South China Sea air zone? Complicated, says Beijing

BEIJING - China has reiterated its sovereign right to set up an air defence identification zone (ADIZ), though its decision would depend on its assessment of airspace safety and "a host of other complicated factors".

As for Beijing's ties with ASEAN, they are at a very good stage, with the two sides working together to maintain regional peace and stability, said Chinese Foreign Ministry spokesman Hua Chunying on Wednesday, giving a nuanced response to Jakarta's remarks that it would reject such a zone over the South China Sea.

"Whether to establish an ADIZ is dependent on our assessment of the safety of the airspace and a host of other complicated factors," she said at a daily press conference, adding that China is "confident" of its relations with ASEAN.

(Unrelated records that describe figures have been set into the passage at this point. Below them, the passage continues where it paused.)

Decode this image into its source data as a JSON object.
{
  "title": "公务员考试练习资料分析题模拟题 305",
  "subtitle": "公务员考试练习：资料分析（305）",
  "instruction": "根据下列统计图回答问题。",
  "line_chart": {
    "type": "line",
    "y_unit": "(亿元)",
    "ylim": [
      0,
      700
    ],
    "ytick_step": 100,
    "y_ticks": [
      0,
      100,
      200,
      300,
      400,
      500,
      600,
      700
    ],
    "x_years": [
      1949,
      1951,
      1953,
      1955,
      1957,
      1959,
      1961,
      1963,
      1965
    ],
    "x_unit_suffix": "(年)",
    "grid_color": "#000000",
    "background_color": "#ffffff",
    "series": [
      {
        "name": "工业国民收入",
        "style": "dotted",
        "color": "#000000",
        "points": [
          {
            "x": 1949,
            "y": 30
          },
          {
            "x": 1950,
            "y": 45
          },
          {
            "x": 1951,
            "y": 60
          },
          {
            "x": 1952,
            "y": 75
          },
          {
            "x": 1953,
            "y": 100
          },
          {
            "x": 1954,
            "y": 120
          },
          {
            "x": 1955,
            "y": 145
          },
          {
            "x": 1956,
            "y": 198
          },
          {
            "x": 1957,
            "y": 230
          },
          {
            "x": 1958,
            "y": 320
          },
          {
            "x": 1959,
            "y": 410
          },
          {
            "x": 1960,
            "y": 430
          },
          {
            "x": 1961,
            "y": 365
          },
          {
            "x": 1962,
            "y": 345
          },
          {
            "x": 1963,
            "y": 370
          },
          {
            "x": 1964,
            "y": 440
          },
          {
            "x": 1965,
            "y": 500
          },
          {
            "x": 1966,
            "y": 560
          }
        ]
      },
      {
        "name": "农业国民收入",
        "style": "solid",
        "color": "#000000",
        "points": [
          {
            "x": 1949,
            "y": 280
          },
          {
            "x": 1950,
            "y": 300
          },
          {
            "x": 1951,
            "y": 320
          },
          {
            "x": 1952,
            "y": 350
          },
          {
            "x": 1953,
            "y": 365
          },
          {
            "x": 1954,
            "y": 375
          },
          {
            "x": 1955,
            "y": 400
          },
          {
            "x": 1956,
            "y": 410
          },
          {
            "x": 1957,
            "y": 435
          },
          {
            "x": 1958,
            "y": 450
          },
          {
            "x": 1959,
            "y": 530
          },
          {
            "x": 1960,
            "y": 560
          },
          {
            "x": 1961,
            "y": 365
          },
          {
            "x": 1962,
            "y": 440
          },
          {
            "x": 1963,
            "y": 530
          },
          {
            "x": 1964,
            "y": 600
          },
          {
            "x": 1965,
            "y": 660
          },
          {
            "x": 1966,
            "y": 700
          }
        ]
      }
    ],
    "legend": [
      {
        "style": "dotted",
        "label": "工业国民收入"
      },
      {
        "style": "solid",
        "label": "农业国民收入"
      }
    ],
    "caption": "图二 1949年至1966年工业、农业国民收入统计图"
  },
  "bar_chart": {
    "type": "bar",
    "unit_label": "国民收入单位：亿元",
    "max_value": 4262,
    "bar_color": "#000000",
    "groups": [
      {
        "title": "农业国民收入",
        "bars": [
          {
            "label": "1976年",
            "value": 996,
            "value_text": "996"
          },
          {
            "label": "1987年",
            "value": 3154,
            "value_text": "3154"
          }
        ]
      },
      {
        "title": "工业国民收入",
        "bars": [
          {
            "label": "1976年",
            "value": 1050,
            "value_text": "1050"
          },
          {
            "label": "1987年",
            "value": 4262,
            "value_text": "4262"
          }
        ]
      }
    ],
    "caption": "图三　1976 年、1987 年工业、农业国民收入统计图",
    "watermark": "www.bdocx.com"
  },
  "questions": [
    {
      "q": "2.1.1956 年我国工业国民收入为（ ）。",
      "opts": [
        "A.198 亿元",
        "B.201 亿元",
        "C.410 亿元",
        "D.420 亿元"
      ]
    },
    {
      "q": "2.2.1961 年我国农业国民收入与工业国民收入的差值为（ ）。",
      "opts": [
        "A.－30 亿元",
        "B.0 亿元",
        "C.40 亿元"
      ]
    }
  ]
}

"As this is a complex undertaking, many factors must be taken together," Ms Hua added without elaborating.

Indonesian Foreign Minister Marty Natalegawa said in Parliament on Tuesday he had firmly told Beijing that Jakarta would not accept such a zone over the South China Sea and his reading was that China had no plans for one now.

Dr Marty's comments are the most forceful from Indonesia on the subject to date, and came a day after United States Secretary of State John Kerry left Jakarta, where he had said ASEAN was firmly at the centre of the US pivot to Asia.

China's declaration of an ADIZ in the East China Sea last November drew objections from the US and neighbours Japan and South Korea.

It also raised fears that Beijing might soon declare one over the resource-rich South China Sea, where its maritime claims are disputed by four ASEAN countries.

Experts say China's bold claim of 90 per cent of the South China Sea, demarcated by the so-called nine-dash line, throws up its own set of complications.

For instance, a Chinese ADIZ over the disputed islands would run into international airspace over the high seas but still be within China's nine-dash line.

Dr Bantarto Bandoro of the Indonesian Defence University told The Straits Times such a zone would unnecessarily provoke ASEAN states with claims in these waters.

"Though it is not a claimant state, Indonesia is concerned that such an ADIZ would set back its ongoing efforts to build trust in the region, and would also escalate tensions," he said.

"Such a zone over the South China Sea would also be a source of grievance among South-east Asian countries that China does not have good intentions."